Sebagian besar Masyarakat
Adat Papua pada umumnya dan Masyarakat Adat Suku Asmat mempunyai pandangan
positif terhadap hutan. Masyarakat Adat
Asmat tidak pernah memandang hutan alam hanya sebagai sebuah pohon belaka yang
harus ditebang untuk menghasilkan uang.
Hutan bagi orang asli Asmat mempunyai makna sangat multi
dimensional. Oleh karena itu masyarakat
Asmat tepatnya di Kampung Manep Distrik Akat tidak pernah menganggap hutan
sebagai musuh yang harus dihabiskan atau dimusnahkan dari permukaan bumi. Mereka bahkan memandang hutan sebagai salah
satu bagian penting dari komunitas mereka.
Hutan juga merupakan
sesuatu yang sakral bagi masyarakat adat Asmat, karena mereka percaya bahwa
hutan adalah tempat tinggal arwah para leluhur dan anggota keluarga mereka yang
telah meninggal yang juga berperan sebagai penjaga yang melindungi hutan,
termasuk binatang dan tumbuhan, milik masyarakat adat. Hutan juga merupakan tempat beribadah alami
dimana mereka dapat melakukan acara-acara ritual menurut kepercayaan mereka
baik secara individu maupun komunitas.
Masyarakat adat Asmat biasanya masuk ke dalam hutan bila mereka ingin
berkomunikasi dengan para leluhur atau anggota keluarga mereka yang telah
meninggal.
Pandangan dan hubungan
yang begitu erat dan mendalam antara Masyarakat Adat dengan hutan tersebut
itulah yang biasanya dinyatakan dalam ungkapan “Hutan adalah mama (the forest is our mother).
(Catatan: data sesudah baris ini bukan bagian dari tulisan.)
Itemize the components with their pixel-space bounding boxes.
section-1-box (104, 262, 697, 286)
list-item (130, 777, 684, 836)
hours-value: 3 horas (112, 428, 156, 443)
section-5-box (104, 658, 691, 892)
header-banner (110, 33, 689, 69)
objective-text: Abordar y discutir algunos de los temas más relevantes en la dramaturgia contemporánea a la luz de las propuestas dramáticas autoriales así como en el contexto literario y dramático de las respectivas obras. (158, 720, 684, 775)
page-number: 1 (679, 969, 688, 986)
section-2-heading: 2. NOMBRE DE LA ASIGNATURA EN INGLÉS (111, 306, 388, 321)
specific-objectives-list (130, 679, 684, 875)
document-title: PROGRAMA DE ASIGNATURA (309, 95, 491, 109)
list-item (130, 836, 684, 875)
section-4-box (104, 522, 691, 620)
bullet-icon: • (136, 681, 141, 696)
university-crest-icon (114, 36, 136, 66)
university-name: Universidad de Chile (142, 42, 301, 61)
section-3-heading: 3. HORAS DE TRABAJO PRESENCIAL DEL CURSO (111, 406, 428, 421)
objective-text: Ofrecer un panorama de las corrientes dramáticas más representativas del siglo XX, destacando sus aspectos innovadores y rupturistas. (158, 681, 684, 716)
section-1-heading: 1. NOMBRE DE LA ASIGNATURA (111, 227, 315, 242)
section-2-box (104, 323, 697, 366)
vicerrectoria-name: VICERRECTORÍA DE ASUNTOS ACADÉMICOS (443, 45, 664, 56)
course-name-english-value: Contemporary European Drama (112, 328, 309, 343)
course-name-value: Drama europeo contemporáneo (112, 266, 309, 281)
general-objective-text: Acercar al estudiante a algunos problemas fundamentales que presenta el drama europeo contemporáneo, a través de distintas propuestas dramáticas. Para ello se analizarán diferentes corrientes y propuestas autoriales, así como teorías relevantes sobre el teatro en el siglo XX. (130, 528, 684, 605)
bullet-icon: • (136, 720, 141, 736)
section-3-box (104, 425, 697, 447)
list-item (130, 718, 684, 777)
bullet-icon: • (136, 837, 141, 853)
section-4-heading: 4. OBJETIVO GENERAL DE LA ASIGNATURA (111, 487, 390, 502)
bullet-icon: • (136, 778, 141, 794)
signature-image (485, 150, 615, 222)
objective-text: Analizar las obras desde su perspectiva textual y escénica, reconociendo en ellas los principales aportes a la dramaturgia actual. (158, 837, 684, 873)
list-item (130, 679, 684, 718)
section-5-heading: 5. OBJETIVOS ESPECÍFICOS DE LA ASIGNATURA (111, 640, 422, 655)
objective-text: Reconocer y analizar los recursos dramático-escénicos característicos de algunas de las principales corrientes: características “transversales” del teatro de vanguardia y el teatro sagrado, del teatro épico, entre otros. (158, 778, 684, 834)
Oleh karena itu Masyarakat Adat sesungguhnya
menghargai hutan sebagai ibu yang tanpa kenal lelah mengasuh, melindungi dan
memelihara setiap angota masyarakat.
Begitu eratnya hubungan tersebut terungkap pula dalam ungkapan berikut :
“hutan kita, hidup kita” . Begitulah
ungkapkan masyarakat adat Asmat yang bisa menjadi contoh bagi kita semua.
Masyarakat adat Asmat
memiliki kemampuan dalam memahami kondisi karakteristik hutan yang ada di wilayah
adatnya. Mereka sangat mengetahui lokasi
kayu berada; dimana kayu dengan nilai ekonomi tinggi dan dimana kayu yang tidak
bernilai ekonomi tinggi. Salah satu kayu
hutan yang memiliki nilai ekonomi tinggi menurut Masyarakat di Kampung Manep
adalah kayu besi atau kayu merbau yang dalam istilah ilmu botani disebut: Intsia
bijuga O.K; Intsia palembanica Miq dan Intsia accuminata.
Di Papua, beberapa daerah memberi
nama lokal yang berbeda, seperti Rang/Tangibe
{Skou-Jayapura}, Pakvem
{Njou-Jayapura}, Babrie babilli {Sentani-Jayapura},
Bat {Kemtoek-Jayapura}, Djem {Hattam-Manokwari}, Plam {Amberbaken-Manokwari}, Osa {Waropen-Serui}, Kaboei {Numfor-Biak}-(sumber: Dinas Kehutanan Irian Jaya, 1976). Masyarakat Adat di Asmat sendiri memberi nama
daerah untuk kayu merbau dengan sebutan Paseh dan jerah. Menurut Masyarakat Asmat, salah satu ciri
Intia Palembanica dikatakan Paseh apabila memiliki ciro-ciri daun meruncing,
jumlah pasang anak daun lebih dari dua pasang atau 3-5 bahkan lebih, warna daun
cenderung lebih hijau muda dibanding Intia Bijuga, batang coklat kemerahan,
agar kasar dan dapat mengelupas. Untuk
Instia Bijua anak daun cenderung dua pasang, warna daun hijau tua, batang
kelabu hingga coklat muda, tekstur halus dan tidak mudah mengelupas. Pemahaman nama lokal diatas menunjukkan bahwa kayu
merbau sangat dikenal luas oleh masyarakat adat suku Asmat pada khususnya dan
masyarakat adat Papua pada umumnya, untuk itu harus dilestarikan dan
ditingkatkan untuk pengenalan jenis kayu lainnya.